Child Trust Fund
The Government has started an initiative to try and encourage younger people to develop good savings habits. The aim is for future generations to have some assets available to invest in funding their education or buying a home when they grow up.
All children born after 1st September 2002 qualify for a payment from the Government of £250 or £500 depending on the family's financial situation.
As a parent or guardian you don't need to do anything to apply - once child benefit has been awarded and your eligibility checked, a voucher for the first government payment is sent to you or the child benefit claimant.
This voucher can only be used to open a Child Trust Fund (CTF). It must be lodged with a bank, building society, investment, insurance or other financial company that will establish a CTF in the child's name.
Parents can choose between three different types of CTF for their children; a simple deposit account, an investment fund or a stakeholder account.
- The deposit account is just like a standard savings account with no risk to the money, but with little growth expected over the lifetime of the account.
- The investment fund invests the money in a CTF in the stock market. This exposes the money in the account to risk as the value of investments can fluctuate. The amount of money the account can potentially earn is however much higher than that earned in a deposit account.
- The stakeholder account also involves investing the money in the stock market. Higher risk investments are made in the early years with the money moved into cover risk investments as the child approaches 18. The charges for this type of account are capped at 1.5% a year.
Companies running the CTF are obliged to take deposits from as little as £10. There is a list of registered CTF providers on the Inland Revenue's website. If the child's parents fail to choose a provider within 12 months the Government will choose one and set up a default stakeholder account.
When the child reaches the age of seven their funds are topped-up with an additional Government payment of £250 or £500 if they qualify for the full Child Tax Credit and their family's income is below a certain threshold. The threshold for 2008/09 is £15,575 and the details for other years can be found on the Government's dedicated CTF website.
CTFs can also be topped-up by relatives and friends of the child by up to £1,200 a year.
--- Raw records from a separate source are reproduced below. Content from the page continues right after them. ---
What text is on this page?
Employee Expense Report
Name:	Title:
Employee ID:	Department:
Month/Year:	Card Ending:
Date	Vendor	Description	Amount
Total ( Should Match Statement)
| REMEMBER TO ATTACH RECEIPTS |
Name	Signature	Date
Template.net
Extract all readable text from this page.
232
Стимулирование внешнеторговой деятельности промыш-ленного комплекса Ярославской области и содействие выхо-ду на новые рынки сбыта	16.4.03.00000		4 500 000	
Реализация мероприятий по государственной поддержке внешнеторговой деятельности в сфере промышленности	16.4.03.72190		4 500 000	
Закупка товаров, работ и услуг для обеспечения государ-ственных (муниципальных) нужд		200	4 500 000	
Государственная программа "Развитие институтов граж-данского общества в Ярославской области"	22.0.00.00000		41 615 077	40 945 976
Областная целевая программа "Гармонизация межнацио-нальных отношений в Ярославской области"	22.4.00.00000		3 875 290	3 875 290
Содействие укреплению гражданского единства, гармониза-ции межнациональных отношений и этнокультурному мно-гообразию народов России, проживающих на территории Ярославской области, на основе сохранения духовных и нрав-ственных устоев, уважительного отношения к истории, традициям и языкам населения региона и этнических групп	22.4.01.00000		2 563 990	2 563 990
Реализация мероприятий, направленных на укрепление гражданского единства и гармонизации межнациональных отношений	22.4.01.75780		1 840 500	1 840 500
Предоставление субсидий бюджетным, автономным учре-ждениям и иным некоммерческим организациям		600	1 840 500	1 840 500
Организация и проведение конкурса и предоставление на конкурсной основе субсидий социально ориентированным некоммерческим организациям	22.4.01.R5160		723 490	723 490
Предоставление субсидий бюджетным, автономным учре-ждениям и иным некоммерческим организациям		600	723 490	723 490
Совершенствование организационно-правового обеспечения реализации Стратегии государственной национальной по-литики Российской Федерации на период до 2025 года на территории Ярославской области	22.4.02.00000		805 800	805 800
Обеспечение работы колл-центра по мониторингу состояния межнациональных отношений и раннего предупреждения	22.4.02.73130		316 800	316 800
The money saved in CTFs is not subject to any tax.
Parents are responsible for the CTF until their children reach the age of 16. Children are allowed to control their own fund from this age but have no access to the money until they turn 18. Once the child is 18 they have access to their savings and it is then entirely up to them how they put the money to use.
At 18 the CFT will automatically roll into an Individual Savings Account (ISA), enabling the child to continue saving in a tax efficient manner if they choose to do so.